Et de fait quelque chose s’était produit, elle y songeait dans le roulement sourd de l’automobile. Ce quelque chose, c’était la révélation brusque de son amour, et en même temps la vision très nette des effroyables conséquences qu’entraînait cet amour. Elle aimait Paul ! et Paul avait vingt ans de moins qu’elle et Paul était un ouvrier ! Elle, elle eût encore bien bravé le ridicule, et forte de son amour, surmonté les obstacles les plus terribles.

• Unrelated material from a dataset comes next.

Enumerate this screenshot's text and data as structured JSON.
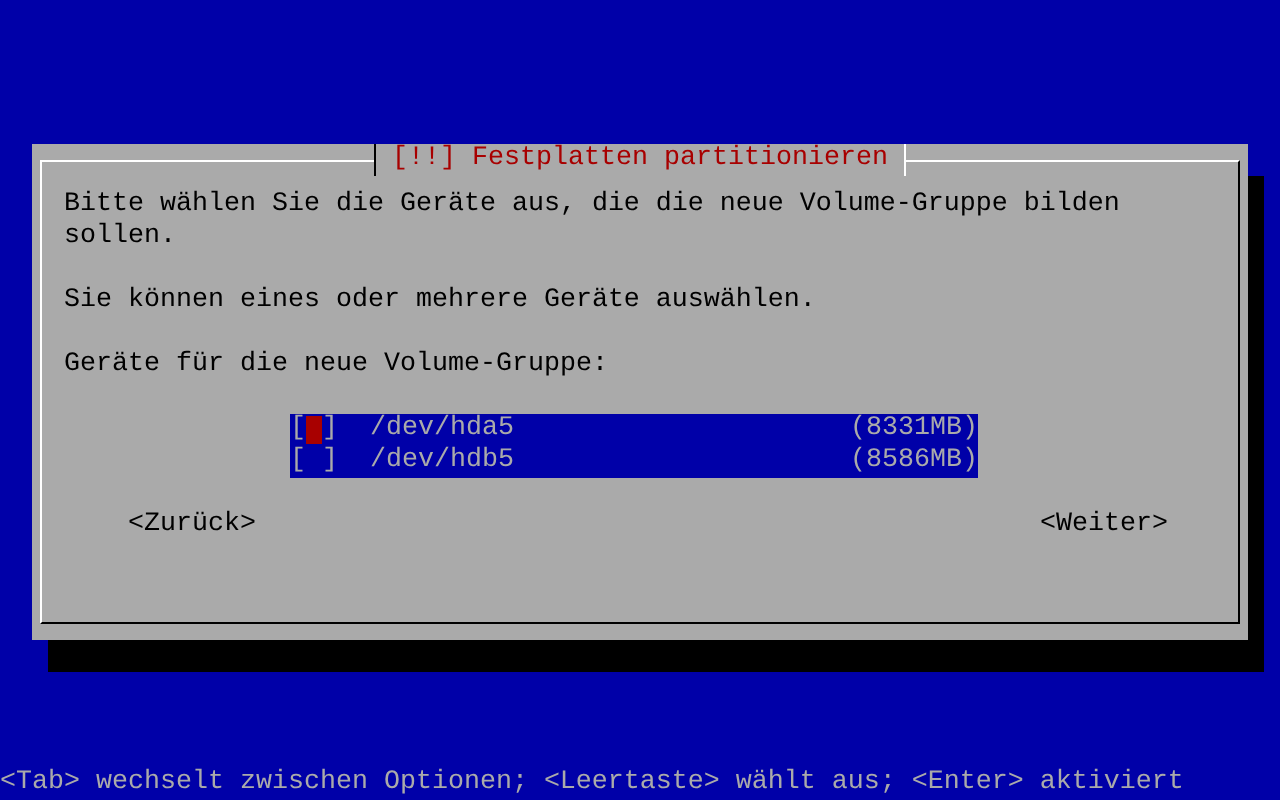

Mais lui… lui… Paul ? Ce qui n’eût été que mésalliance pour elle — car dès l’abord elle n’envisagea que cette solution : le mariage — était pour lui une action équivoque, un marché… À moins cependant qu’il ne l’aimât ?… Être aimée de lui ! Était-ce possible ?

Pensées cruelles ! Doutes torturants ! Que faire ?…

Et tout à coup elle s’aperçut qu’on arrivait aux portes de la ville.

— Arrêtez, arrêtez, s’écria-t-elle.

Non, non, elle ne consentirait jamais à rentrer en compagnie du jeune homme, après une nuit d’absence. Toute la ville devait en parler. Elle devait être déjà la fable et la risée de tous. Quel scandale ! Sa pudeur de vieille fille se révoltait. Non, elle ne rentrerait pas ainsi.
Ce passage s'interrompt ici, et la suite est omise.